A 2005 study at the University of Virginia, in which 437 brave volunteers agreed to have cold viruses dripped into their noses, sought to fix a fault critics found with the earlier study’namely that participants didn’t take echinacea ahead of time, as they might in the real world. In the new study, half the volunteers took echinacea for a week beforehand and half got a placebo. They all then spent 5 days in hotel rooms while scientists monitored their symptoms and immune system response. The verdict: echinacea was a dud; it didn’t help treat cold symptoms or improve immunity.
However, as the disappointing results mounted, herbalists began pointing out problems with the research. Higher doses or an alcohol extract of fresh echinacea flowers and leaves might have worked better. Starting to take the herbs sooner could have improved the outcome. After a University of Wisconsin study of 719 people with cold symptoms found no ‘statistically significant’ benefit for echinacea, the executive director of the nonprofit American Botanical Council pointed out that ‘echinacea products are not all alike.’

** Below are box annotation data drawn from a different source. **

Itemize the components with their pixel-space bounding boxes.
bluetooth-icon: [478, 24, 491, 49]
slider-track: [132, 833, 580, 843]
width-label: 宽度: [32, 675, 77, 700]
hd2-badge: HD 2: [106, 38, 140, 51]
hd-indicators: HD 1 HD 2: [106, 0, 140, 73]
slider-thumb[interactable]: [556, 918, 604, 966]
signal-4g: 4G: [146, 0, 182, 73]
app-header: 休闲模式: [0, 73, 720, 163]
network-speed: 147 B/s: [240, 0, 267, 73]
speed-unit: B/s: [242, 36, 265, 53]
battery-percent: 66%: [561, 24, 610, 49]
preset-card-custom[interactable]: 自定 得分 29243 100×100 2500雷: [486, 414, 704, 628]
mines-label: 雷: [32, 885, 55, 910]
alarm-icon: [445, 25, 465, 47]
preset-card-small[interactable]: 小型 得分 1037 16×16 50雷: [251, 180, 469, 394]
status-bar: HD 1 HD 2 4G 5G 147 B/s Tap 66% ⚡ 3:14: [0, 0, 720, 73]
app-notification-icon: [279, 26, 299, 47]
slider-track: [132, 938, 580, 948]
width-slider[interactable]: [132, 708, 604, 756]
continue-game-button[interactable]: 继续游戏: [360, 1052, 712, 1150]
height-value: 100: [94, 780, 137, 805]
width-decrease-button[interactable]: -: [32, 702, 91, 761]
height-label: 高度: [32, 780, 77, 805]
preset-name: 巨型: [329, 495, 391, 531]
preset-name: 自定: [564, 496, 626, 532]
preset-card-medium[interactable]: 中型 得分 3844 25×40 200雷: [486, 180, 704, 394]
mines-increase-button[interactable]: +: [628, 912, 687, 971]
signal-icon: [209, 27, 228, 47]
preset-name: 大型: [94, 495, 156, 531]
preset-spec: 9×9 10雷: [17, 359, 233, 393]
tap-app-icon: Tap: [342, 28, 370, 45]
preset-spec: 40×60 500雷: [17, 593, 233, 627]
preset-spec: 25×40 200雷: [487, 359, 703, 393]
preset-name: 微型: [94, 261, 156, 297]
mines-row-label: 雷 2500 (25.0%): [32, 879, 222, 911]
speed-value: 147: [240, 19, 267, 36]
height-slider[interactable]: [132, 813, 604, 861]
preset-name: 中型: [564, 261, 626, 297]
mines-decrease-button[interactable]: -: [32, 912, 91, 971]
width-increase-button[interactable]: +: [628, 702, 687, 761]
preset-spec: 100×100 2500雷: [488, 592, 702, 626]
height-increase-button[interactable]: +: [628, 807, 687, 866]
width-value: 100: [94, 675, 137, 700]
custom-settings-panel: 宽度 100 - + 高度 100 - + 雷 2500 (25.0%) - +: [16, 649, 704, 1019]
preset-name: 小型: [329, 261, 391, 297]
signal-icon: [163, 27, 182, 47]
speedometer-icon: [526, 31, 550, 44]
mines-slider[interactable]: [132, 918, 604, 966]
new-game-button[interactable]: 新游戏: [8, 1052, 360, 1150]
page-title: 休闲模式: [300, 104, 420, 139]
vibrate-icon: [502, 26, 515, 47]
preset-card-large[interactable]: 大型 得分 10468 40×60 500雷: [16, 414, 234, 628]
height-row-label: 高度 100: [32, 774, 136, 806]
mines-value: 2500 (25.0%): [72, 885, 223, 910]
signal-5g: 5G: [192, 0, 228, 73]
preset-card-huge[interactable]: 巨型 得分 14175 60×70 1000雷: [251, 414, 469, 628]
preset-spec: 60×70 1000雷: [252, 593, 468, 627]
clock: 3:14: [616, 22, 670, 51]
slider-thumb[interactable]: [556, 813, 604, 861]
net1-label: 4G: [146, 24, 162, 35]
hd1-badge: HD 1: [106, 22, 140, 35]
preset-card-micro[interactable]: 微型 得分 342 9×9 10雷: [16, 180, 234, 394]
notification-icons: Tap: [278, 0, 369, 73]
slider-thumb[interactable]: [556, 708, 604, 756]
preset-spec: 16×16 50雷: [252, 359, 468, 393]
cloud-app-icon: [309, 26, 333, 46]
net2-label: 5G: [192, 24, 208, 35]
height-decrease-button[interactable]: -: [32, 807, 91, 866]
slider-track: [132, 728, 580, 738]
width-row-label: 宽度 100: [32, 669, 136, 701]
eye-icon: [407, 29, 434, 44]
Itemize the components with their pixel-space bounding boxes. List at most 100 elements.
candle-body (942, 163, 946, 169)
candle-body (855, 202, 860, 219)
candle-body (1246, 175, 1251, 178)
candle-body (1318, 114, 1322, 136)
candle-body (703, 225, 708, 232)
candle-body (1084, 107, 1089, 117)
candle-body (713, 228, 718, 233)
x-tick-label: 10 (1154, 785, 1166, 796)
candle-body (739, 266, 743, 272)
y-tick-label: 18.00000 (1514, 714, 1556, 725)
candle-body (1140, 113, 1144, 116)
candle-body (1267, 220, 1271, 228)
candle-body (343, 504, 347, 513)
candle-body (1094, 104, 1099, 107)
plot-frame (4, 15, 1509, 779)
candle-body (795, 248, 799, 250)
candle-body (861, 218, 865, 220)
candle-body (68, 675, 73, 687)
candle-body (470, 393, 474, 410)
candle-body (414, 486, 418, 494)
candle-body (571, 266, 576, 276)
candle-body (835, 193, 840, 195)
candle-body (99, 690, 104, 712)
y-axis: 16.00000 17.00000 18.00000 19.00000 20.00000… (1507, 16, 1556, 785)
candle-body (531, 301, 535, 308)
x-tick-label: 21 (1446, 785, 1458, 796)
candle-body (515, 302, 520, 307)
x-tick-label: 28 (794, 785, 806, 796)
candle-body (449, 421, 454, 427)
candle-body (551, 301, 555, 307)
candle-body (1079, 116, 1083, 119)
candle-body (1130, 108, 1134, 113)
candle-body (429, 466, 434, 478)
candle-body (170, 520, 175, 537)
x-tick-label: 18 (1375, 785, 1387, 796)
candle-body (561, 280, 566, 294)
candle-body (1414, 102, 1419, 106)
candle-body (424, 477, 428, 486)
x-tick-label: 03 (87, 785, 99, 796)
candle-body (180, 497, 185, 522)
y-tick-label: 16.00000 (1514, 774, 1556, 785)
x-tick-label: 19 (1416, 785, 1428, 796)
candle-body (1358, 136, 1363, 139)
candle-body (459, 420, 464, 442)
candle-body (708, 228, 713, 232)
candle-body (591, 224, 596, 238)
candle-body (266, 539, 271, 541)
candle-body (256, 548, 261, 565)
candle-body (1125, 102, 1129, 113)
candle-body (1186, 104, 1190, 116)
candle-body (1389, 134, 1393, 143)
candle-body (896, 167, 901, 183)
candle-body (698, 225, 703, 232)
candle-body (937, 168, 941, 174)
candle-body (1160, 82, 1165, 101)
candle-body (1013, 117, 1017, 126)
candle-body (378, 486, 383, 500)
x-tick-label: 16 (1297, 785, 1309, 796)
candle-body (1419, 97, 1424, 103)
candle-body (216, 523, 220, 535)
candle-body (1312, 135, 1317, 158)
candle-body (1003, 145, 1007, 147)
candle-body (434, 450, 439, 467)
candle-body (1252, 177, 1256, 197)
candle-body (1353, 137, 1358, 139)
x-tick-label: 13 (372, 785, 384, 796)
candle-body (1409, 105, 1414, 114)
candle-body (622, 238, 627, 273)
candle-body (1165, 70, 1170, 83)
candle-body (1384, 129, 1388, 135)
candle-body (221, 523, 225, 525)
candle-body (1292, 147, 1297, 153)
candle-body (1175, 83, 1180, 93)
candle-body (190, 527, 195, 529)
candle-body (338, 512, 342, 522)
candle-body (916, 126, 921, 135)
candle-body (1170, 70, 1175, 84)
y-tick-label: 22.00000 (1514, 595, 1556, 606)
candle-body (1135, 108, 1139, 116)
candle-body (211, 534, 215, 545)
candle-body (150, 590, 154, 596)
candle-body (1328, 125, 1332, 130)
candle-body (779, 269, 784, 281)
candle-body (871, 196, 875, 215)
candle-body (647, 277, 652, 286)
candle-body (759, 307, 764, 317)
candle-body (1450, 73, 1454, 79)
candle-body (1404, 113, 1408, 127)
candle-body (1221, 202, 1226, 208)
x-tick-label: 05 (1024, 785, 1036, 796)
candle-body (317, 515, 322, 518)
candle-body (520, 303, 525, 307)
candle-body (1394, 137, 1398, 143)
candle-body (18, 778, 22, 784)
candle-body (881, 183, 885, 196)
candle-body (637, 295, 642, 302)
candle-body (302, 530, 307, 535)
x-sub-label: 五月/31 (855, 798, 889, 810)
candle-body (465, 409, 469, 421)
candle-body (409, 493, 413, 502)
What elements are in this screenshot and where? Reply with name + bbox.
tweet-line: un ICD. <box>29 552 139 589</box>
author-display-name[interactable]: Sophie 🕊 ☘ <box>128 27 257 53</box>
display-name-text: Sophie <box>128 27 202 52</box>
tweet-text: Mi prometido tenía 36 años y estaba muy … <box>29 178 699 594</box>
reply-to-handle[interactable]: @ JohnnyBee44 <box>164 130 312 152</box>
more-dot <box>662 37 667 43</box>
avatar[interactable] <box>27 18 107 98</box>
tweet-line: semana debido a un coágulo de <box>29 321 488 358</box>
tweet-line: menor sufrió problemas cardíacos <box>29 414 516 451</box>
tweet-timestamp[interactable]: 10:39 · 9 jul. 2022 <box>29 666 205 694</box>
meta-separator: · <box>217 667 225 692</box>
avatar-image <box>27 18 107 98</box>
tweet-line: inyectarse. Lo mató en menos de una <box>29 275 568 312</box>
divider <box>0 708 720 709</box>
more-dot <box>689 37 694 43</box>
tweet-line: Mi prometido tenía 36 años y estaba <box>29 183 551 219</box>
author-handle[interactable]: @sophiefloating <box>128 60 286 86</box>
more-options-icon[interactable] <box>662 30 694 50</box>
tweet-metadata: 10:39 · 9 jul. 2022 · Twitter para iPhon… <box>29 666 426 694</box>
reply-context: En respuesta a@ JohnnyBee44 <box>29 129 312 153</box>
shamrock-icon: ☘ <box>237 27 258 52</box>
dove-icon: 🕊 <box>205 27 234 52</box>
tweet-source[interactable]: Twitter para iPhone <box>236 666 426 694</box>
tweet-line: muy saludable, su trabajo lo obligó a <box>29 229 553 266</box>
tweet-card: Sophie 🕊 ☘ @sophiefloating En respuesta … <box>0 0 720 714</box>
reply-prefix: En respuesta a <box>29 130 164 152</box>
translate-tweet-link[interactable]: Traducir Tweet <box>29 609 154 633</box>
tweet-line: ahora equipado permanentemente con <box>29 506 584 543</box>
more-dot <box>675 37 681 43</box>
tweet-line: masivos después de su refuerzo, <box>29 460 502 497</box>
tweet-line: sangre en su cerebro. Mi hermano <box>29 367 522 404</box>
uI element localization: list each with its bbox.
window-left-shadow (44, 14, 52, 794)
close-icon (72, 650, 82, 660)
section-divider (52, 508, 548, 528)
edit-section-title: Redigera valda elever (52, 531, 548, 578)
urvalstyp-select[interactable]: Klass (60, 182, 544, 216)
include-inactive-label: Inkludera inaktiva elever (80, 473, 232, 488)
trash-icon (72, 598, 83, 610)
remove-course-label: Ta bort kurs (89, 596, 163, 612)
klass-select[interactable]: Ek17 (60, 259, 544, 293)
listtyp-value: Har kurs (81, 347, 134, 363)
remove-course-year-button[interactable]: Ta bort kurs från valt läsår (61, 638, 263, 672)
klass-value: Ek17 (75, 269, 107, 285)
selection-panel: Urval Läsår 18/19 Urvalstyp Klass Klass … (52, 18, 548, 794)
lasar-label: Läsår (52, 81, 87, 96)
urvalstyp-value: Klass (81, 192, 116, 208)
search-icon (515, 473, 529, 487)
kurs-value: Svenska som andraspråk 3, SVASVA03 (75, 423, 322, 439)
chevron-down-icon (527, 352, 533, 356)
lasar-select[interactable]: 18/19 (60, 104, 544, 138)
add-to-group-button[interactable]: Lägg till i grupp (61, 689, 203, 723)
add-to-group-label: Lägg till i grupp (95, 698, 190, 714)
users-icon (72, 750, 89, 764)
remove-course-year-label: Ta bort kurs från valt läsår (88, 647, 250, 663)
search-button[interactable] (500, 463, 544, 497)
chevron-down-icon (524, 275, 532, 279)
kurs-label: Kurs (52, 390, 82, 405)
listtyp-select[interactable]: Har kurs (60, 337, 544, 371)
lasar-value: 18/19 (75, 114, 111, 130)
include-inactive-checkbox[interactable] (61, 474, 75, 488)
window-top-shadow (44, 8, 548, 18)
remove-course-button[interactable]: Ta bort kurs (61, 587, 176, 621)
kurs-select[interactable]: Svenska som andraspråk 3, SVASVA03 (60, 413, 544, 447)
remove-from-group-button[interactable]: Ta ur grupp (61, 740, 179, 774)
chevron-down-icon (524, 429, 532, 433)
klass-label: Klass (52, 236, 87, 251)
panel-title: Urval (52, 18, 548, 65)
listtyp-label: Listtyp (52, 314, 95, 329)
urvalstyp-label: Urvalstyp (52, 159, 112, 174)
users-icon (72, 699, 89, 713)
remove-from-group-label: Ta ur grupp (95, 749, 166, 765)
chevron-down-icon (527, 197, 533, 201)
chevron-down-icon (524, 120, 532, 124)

It was a valid point. Levels of active ingredients that seem to boost the immune system vary in different echinacea species and in different parts of the plant, and in fresh versus dried plants. Doses vary, too. That means the healing potential of different echinacea products may vary widely, as well. Underlining this, a 2007 University of Connecticut review of 14 echinacea studies found glimmers of hope. The researchers concluded that taking echinacea at the start of a cold could shorten its duration by 1.4 days, while taking it regularly during cold season could cut your risk for catching a cold in half.